Articles

March 2020

BG: Incoterms 2020 – New Rules, Old Problems

The New Incoterms 2020 version came into effect earlier this year. There have been slight tweaks to the Rules (please see commentary from the ICC Academy here on the new changes). While the new Rules seeks to bring itself more in alignment with the practicalities of international trade, they also present an opportunity to revisit some of the old misuses of the Incoterms. No three letter acronyms have been more misunderstood, mangled or misapplied. We set out 5 basic issues that are vital in the correct application of the Incoterms

(1)       What are the Incoterms not used for? Risk vs Title

Incoterms are a set of 11 terms devised to identify the point of delivery from seller to buyer in the international supply of goods. With the point of delivery comes the passing of risk from one party to another. These humble three letter acronyms can do no more than that. The list of issues that the Incoterms cannot be used for is much longer; they are not a substitute for a sales contract dealing with payment and quality terms. The Incoterms do not represent a contract of carriage for the goods. Specifying an Incoterm does not tell you which law to apply or how to resolve a dispute – all of that must be decided expressly by contract. Most commonly misunderstood is that Incoterms do not deal with the passing of title in the goods.  Title of the goods is a separate concept to risk and the passing of title is dictated by contract, typically upon payment of goods. Parties must pay close attention to when risk and title passes as the trigger for each milestone may not be in alignment.

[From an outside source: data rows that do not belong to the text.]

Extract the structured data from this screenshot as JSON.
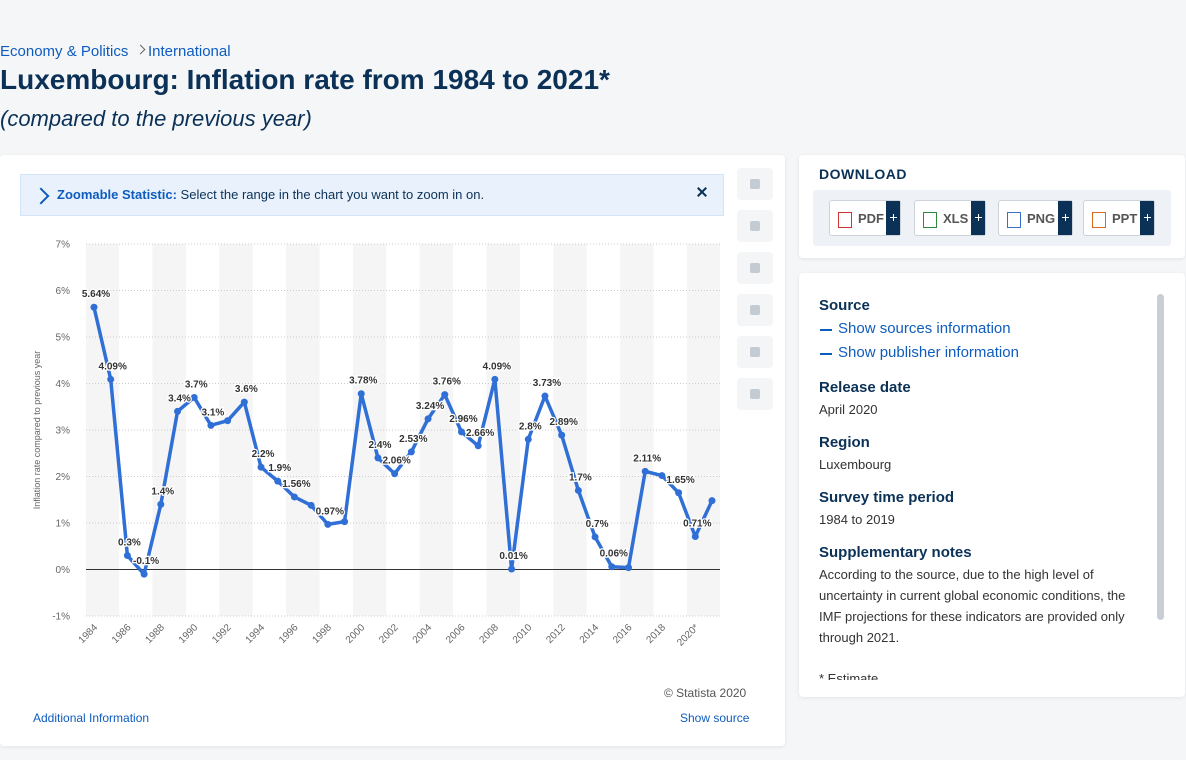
{
  "breadcrumb": [
    "Economy & Politics",
    "International"
  ],
  "title": "Luxembourg: Inflation rate from 1984 to 2021*",
  "subtitle": "(compared to the previous year)",
  "zoom": {
    "label": "Zoomable Statistic:",
    "text": "Select the range in the chart you want to zoom in on."
  },
  "copyright": "© Statista 2020",
  "additional_info": "Additional Information",
  "show_source": "Show source",
  "download": {
    "title": "DOWNLOAD",
    "buttons": [
      "PDF",
      "XLS",
      "PNG",
      "PPT"
    ]
  },
  "details": {
    "source": {
      "heading": "Source",
      "links": [
        "Show sources information",
        "Show publisher information"
      ]
    },
    "release": {
      "heading": "Release date",
      "text": "April 2020"
    },
    "region": {
      "heading": "Region",
      "text": "Luxembourg"
    },
    "period": {
      "heading": "Survey time period",
      "text": "1984 to 2019"
    },
    "notes": {
      "heading": "Supplementary notes",
      "text": "According to the source, due to the high level of uncertainty in current global economic conditions, the IMF projections for these indicators are provided only through 2021."
    },
    "footnote": "* Estimate"
  },
  "chart_data": {
    "type": "line",
    "y_axis_label": "Inflation rate compared to previous year",
    "categories": [
      "1984",
      null,
      "1986",
      null,
      "1988",
      null,
      "1990",
      null,
      "1992",
      null,
      "1994",
      null,
      "1996",
      null,
      "1998",
      null,
      "2000",
      null,
      "2002",
      null,
      "2004",
      null,
      "2006",
      null,
      "2008",
      null,
      "2010",
      null,
      "2012",
      null,
      "2014",
      null,
      "2016",
      null,
      "2018",
      null,
      "2020*",
      null
    ],
    "values": [
      5.64,
      4.09,
      0.3,
      -0.1,
      1.4,
      3.4,
      3.7,
      3.1,
      3.2,
      3.6,
      2.2,
      1.9,
      1.56,
      1.38,
      0.97,
      1.03,
      3.78,
      2.4,
      2.06,
      2.53,
      3.24,
      3.76,
      2.96,
      2.66,
      4.09,
      0.01,
      2.8,
      3.73,
      2.89,
      1.7,
      0.7,
      0.06,
      0.04,
      2.11,
      2.02,
      1.65,
      0.71,
      1.48
    ],
    "value_labels": [
      "5.64%",
      "4.09%",
      "0.3%",
      "-0.1%",
      "1.4%",
      "3.4%",
      "3.7%",
      "3.1%",
      null,
      "3.6%",
      "2.2%",
      "1.9%",
      "1.56%",
      null,
      "0.97%",
      null,
      "3.78%",
      "2.4%",
      "2.06%",
      "2.53%",
      "3.24%",
      "3.76%",
      "2.96%",
      "2.66%",
      "4.09%",
      "0.01%",
      "2.8%",
      "3.73%",
      "2.89%",
      "1.7%",
      "0.7%",
      "0.06%",
      null,
      "2.11%",
      null,
      "1.65%",
      "0.71%",
      null
    ],
    "color": "#2f6fd6",
    "ylim": [
      -1,
      7
    ],
    "yticks": [
      {
        "value": -1,
        "label": "-1%"
      },
      {
        "value": 0,
        "label": "0%"
      },
      {
        "value": 1,
        "label": "1%"
      },
      {
        "value": 2,
        "label": "2%"
      },
      {
        "value": 3,
        "label": "3%"
      },
      {
        "value": 4,
        "label": "4%"
      },
      {
        "value": 5,
        "label": "5%"
      },
      {
        "value": 6,
        "label": "6%"
      },
      {
        "value": 7,
        "label": "7%"
      }
    ],
    "grid": true
  }
}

(2)       The FOB v CFR Distinction

Even the most seasoned commodity traders may tell you that Incoterms are essentially FOB versus CFR/CIF on opposite ends on the spectrum. The fallacy lies in a misconception that CFR/CIF denotes the seller’s responsibility to bring the goods to the destination. This is in incorrect – the passing of risks in FOB or CFR/CIF is largely the same. The difference between the two commonly used terms lies in the responsibility for costs and freight (see the blue colour coding below).  

 

Why is passing of risks so important? Many things can go wrong when moving goods internationally and based from experience this may include:

  • Fire at the warehouse at the port of loading;
  • Damage/ contamination while the goods are at the berth awaiting loading;
  • Goods falling off a crane while loading onto the vessels; or
  • Damage/contamination while the goods are at sea.

Delineating the transfer of risk can help parties manage such perils, in particular by obtaining suitable insurance coverage.

(3)       FOB for Containerized Cargo?

FOB delineates the passing of risk when goods pass the ship’s handrail but has poor correlation to how containerized cargo is moved. In modern day shipping, sellers on FOB terms would have their cargo placed in containers. These containers may be stacked at port long before the containers are loaded onto the vessel. This produces an incongruency because the loading of the container is completely out of the seller’s control and yet with FOB terms, the seller holds on to the risk until that container is loaded. In that respect, FOB’s lesser known cousin, FCA (Free Carrier) is far more appropriate as risks can be effectively passed earlier on when the good are delivered to the export terminal or other specified location.

(4)       Be precise

The Incoterms deal with delivery and hence specific locations are essential. CFR Shanghai may not be specific enough to direct which port freight should be arranged to. If parties wish to be assured of the delivery of goods at the destination port, then the “D terms” (DAP, DPU and DDP), typically used in the O&G sector may be more appropriate. In such cases , particularly when transportation can be arranged by land or sea, the exact location of delivery is key. DAP Shanghai, Airport Terminal 2, highlights the kind of specificity recommended to avoid complications over where delivery has occurred.

(5)       Mixing Incoterms with shipping terminology

Mixing shipping terminology with Incoterms can produce some bewildering and unintended results. Shipment dates are typically used in sales contracts to identify the period by which shipment must occur and is a vital provision because a breach of the shipment period may give rise to termination rights. It is not uncommon for shipment dates to be combined with an Incoterm but here is where misconceptions can get amplified with dangerous consequences. As mentioned before, CIF gets conflated with an obligation to ensure delivery and hence a shipment period of June CIF may be viewed as an obligation to ensure delivery by June to the destination port. This is incorrect, as the trigger for the obligation for CIF is at the load port and not the destination port, which means a buyer’s right of termination should be premised on the load port instead. Contracts can get more convulated when additional concepts are mashed into a clause, for example, “CIF, Shanghai loading laycan June 20-25”. Here laycan, a charterparty term used to specify when a vessel needs to be presented at the loading port, has been confused with a delivery period and does not sit neatly with the concept of CIF where the seller makes the carriage arrangement.  Mixing shipping terms with Incoterms can produce some unintended effects.

The New Incoterms present an opportunity to not just learn about the new changes but also to rectify some historically erroneous views on its application.